We can visualise the results of the hierarchical clustering using a dendrogram.
Complete the code below to create a dendrogram for your results (just replace the ...
with your results)
plot(..., which = 2)
There are several options we can use when conducting hierarchical clustering. These relate to the way in which distance is measured between two points, to determine their level of similarity.
The default method in the agnes
function is average
. Try re-running your hierarchical clustering algorithm using some other options, by adding the argument method = "..."
to your code in 5.1, and replacing the "..."
with "single"
, "complete"
and then "ward"
.
When you visualise the results, do the dendrograms look very different?
So far, the dendrograms we have produced looked rather unappealing - we can do better.
It is worth noting that the selection of an appropriate horizontal cut-off point on the dendrogram (thus selecting the number of clusters to use) is arbitrary. Based on your findings from the previous analyses however, you should now have decided on an ‘optimal’ number of \(k\) clusters to select.
We can visualise the dendrogram with the tree cut into these \(k\) clusters using the hcut
and fviz_dend
functions from the factoextra
R package.
Take a look at the code below, and fill in the ...
missing parts with the relevant details. Once you are happy with the code, run it. The resultant dendrogram should look much nicer.
penguin_dendro <- hcut(...,
k = ...,
hc_func = "agnes",
hc_method = "...",
hc_metric = "euclidean")
fviz_dend(penguin_dendro)
Note: You will need to specify the measurement method, e.g. "ward"
in the hc_method =
argument.
Extension 2 - Fuzzy Clustering
For the previous clustering methods, each data point belonged to only one cluster. This is sometimes referred to as hard clustering.
In contrast, in fuzzy clustering each point is allowed to belong to multiple clusters. The more similar the point is to other points in a cluster, the higher the point’s percentage of membership to that cluster.
This could be helpful when a point naturally should belong to multiple clusters (for instance, if penguins were clustered into 6 clusters, for males and females of each species, then each penguin would belong to two clusters).
We can easily conduct fuzzy clustering using the fanny
function from the inbuilt cluster
R package. The process is similar to the k-means clustering process (conducted in 3.1) and the PAM clustering process (conducted in 4.1).
Use the fanny
function to conduct fuzzy clustering for \(k\) values of 2, 3, 4 and 5.
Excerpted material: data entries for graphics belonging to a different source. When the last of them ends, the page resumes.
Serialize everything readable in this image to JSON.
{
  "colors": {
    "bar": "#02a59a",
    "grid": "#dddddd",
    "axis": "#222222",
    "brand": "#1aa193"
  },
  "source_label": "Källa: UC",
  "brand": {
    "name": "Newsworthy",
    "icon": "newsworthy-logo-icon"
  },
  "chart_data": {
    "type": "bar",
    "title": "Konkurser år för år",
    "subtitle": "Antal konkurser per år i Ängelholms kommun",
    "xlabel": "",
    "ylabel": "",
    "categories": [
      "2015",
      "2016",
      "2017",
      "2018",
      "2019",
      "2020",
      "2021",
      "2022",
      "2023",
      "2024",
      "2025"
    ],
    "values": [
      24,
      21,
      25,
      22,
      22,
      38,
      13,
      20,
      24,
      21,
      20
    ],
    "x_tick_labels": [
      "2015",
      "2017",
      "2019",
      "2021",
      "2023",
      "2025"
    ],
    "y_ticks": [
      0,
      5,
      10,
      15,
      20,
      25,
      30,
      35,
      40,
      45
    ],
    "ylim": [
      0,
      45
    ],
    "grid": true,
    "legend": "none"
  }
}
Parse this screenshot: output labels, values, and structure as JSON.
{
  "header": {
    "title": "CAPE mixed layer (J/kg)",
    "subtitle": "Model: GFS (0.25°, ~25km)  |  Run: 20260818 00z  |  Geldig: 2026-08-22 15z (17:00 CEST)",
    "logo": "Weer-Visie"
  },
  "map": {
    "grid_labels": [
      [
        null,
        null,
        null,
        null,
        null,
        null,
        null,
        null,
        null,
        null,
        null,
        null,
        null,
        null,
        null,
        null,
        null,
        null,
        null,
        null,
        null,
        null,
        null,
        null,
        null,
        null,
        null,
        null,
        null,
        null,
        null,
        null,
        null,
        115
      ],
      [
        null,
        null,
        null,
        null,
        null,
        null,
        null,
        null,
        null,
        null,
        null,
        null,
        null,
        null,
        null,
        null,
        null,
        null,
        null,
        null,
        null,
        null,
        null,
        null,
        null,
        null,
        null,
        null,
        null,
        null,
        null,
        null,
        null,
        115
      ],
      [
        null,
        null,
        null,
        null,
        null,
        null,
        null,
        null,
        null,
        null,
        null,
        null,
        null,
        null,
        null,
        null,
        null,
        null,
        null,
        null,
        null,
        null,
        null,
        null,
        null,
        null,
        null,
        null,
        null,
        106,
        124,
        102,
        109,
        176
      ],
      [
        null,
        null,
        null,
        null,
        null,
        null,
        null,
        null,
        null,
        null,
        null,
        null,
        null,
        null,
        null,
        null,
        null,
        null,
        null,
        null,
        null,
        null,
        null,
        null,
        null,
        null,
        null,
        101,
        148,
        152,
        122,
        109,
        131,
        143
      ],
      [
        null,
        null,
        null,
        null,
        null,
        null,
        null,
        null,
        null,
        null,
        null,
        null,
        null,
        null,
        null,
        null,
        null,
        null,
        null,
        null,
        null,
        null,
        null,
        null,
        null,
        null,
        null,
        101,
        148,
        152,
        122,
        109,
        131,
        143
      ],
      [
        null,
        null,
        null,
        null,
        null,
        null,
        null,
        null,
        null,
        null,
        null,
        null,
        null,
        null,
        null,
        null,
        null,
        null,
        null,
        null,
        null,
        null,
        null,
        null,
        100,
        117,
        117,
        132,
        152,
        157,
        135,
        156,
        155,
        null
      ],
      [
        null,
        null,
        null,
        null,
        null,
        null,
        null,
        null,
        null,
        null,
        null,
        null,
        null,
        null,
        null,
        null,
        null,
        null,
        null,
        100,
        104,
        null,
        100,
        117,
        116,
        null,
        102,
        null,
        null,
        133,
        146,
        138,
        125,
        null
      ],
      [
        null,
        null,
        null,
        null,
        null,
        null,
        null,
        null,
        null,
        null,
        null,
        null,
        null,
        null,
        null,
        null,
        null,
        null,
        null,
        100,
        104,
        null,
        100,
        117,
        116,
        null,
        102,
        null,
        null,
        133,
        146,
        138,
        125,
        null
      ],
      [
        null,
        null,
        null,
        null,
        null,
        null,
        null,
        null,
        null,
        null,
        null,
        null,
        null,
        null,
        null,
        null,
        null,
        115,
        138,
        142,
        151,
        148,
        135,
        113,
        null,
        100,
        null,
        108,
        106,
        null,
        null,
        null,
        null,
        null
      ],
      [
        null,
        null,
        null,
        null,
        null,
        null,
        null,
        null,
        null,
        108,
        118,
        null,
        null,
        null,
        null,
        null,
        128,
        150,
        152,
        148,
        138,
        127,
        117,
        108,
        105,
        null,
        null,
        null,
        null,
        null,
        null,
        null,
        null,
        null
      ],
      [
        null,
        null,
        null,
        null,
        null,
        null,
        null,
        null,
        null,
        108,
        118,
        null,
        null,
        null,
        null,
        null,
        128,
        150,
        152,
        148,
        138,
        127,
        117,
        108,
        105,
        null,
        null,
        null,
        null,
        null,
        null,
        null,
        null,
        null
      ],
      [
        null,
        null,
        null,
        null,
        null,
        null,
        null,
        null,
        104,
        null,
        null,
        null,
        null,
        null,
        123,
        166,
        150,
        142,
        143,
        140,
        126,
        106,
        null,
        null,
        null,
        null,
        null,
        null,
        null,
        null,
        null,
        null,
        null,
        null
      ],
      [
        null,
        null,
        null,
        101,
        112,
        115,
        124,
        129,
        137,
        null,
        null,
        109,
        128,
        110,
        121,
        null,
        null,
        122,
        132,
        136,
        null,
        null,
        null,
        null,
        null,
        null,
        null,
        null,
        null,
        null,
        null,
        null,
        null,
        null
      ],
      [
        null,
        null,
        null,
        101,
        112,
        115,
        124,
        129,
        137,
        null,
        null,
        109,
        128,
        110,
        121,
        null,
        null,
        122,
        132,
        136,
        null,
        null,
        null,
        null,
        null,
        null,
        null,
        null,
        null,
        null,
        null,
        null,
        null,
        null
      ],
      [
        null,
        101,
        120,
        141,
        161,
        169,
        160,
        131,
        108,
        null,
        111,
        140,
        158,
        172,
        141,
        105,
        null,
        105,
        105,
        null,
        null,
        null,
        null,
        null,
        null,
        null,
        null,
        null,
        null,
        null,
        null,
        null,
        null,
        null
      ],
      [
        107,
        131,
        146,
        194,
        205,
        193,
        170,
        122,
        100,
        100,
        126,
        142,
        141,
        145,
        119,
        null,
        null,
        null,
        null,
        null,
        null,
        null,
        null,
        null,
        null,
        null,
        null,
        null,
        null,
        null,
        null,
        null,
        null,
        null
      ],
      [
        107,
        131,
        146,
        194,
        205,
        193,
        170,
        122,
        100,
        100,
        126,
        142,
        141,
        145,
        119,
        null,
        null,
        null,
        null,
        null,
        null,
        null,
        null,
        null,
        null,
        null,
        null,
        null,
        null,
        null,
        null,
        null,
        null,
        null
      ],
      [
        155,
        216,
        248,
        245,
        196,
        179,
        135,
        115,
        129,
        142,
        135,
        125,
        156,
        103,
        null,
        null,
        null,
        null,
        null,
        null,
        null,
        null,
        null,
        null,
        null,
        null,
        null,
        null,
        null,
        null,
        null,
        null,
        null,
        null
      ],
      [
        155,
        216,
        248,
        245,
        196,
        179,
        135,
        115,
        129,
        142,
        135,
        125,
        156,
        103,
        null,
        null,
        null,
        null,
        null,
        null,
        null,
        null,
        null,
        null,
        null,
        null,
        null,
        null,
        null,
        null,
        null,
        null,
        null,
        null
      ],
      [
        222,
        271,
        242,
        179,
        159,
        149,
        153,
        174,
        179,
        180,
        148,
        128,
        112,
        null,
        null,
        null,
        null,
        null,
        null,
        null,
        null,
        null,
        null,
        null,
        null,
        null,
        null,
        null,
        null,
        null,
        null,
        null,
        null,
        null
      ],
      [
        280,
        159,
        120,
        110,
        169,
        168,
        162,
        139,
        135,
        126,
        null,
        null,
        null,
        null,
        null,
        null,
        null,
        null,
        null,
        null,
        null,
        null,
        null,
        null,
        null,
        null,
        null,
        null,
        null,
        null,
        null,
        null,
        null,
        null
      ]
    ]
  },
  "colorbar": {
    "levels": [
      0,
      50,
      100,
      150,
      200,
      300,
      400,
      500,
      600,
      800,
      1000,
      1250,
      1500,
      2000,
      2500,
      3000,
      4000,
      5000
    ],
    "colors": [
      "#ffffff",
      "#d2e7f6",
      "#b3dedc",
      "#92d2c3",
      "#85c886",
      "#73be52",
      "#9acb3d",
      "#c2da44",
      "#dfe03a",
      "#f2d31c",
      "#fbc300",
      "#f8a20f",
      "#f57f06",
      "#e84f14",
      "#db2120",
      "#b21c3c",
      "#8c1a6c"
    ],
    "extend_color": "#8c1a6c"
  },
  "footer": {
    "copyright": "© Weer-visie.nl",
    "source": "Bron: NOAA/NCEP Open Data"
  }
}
Note: The output for these analyses will include a membership coefficients
list of the membership percentages for each point. While it is not easy to visualise these, the output also includes the closest ‘hard’ cluster for each point, which can be called via $cluster
, as per the previous clustering techniques.
Next, use the fviz_nbclust
function to determine the best number of fuzzy clusters to use. Just use the wss
and silhouette
methods (the gap_stat
method can take a long time to compute for fuzzy clustering).
Note: Don’t worry if any warning messages like the one shown in the code chunk below appear - you should still be able to produce the plots:
## Warning in FUNcluster(x, i, ...): FANNY algorithm has not converged in 'maxit' =
## 500 iterations
Use the fviz_cluster
function and the code below to visualise the clusters for the fuzzy clustering result you chose above in 6.2. What do you conclude?
# This code assumes you are assessing a result stored in the object fuzzy_fit3
windows()
plot(as.numeric(penguins$species), col = fuzzy_fit3$cluster)
Great work, that’s everything for today!
That concludes our work on clustering techniques. Did you have a preference for one of the four techniques introduced in this computer lab?